The process took half an hour. First the skintight suit went on. Despite the rigid wires running under its surface, the suit provided surprising mobility. Next was a hard-shell vest, not unlike body armor but much lighter. One of the helpers explained the suit used counterpressure to combat the effects of vacuum; he hooked up a series of gas lines from the vest’s back to connectors above Skyler’s elbows and knees.
“What’s this bit?” Skyler asked, gesturing to the protrusion on his right forearm. To him it looked like a gun built right into the suit.

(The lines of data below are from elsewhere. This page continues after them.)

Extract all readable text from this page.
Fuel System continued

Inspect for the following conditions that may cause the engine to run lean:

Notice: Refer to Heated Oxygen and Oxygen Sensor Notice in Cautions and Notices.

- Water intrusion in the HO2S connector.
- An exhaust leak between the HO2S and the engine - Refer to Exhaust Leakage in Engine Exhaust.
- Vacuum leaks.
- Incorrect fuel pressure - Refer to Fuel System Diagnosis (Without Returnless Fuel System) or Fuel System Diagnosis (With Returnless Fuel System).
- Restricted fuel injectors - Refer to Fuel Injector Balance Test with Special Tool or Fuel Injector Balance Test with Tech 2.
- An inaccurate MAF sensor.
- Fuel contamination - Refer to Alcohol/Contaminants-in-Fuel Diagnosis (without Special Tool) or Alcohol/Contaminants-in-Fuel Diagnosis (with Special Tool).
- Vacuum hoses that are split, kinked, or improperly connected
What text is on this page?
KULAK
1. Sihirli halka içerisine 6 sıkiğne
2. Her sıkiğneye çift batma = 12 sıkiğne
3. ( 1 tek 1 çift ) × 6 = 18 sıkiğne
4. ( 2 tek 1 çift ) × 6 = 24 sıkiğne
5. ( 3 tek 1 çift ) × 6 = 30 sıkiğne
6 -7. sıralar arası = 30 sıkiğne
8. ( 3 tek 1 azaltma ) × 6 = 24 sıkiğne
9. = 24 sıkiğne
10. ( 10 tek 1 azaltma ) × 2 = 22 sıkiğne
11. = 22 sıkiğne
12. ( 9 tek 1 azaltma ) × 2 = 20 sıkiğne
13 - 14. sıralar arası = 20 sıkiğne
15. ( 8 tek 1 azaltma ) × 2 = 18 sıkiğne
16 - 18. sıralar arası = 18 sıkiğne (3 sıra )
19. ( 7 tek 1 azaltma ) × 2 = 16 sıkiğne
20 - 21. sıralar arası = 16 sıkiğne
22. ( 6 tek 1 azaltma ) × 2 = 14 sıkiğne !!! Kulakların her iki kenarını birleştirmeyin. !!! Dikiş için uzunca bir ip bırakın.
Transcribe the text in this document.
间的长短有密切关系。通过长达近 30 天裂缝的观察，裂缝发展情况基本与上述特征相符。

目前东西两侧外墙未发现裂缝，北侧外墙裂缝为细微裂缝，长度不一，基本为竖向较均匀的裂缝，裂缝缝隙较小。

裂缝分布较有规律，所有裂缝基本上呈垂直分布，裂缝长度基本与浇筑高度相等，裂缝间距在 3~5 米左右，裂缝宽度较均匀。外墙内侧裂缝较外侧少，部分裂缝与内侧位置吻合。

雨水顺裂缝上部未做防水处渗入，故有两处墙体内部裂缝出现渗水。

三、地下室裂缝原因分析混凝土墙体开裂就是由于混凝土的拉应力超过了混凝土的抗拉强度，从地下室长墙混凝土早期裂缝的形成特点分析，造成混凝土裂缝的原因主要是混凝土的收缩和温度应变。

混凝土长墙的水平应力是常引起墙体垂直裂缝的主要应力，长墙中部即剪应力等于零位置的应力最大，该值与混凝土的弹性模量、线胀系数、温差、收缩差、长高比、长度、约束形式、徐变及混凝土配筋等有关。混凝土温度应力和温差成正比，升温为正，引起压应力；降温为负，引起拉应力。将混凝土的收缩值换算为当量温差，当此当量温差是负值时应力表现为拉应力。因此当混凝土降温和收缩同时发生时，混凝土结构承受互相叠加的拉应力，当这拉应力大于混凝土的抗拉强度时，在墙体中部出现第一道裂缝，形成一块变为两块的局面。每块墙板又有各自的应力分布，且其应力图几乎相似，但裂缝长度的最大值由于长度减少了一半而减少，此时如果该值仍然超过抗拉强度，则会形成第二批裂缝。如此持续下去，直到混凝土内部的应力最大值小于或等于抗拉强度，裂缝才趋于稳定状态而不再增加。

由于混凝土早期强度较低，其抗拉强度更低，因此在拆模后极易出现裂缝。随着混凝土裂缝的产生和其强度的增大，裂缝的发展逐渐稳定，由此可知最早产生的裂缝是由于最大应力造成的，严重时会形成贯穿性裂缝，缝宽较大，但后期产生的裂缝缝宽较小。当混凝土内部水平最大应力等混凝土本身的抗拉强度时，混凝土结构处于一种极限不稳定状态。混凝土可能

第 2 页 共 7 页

“Maneuvering thrust,” someone said. “Point in the direction you want to go away from. Yes, away. Sounds weird but it’s really intuitive when you’re out there.”
The comment made him wonder once again just what the hell he was doing here. Certainly there must be five hundred people in the colony better qualified for such an undertaking. If objections had been raised, Tania had settled them all before he’d even made the climb up from Belém. She wanted Skyler on the mission, and that was that.
Finished with her own suit, Tania came to him and tapped a sequence of buttons on the small control pad on his left forearm. Skyler felt each section of the suit tighten to the edge of pain, then relax again, as if the whole outfit were one big blood pressure cuff.
“Time to go,” she said when the diagnostic was finished.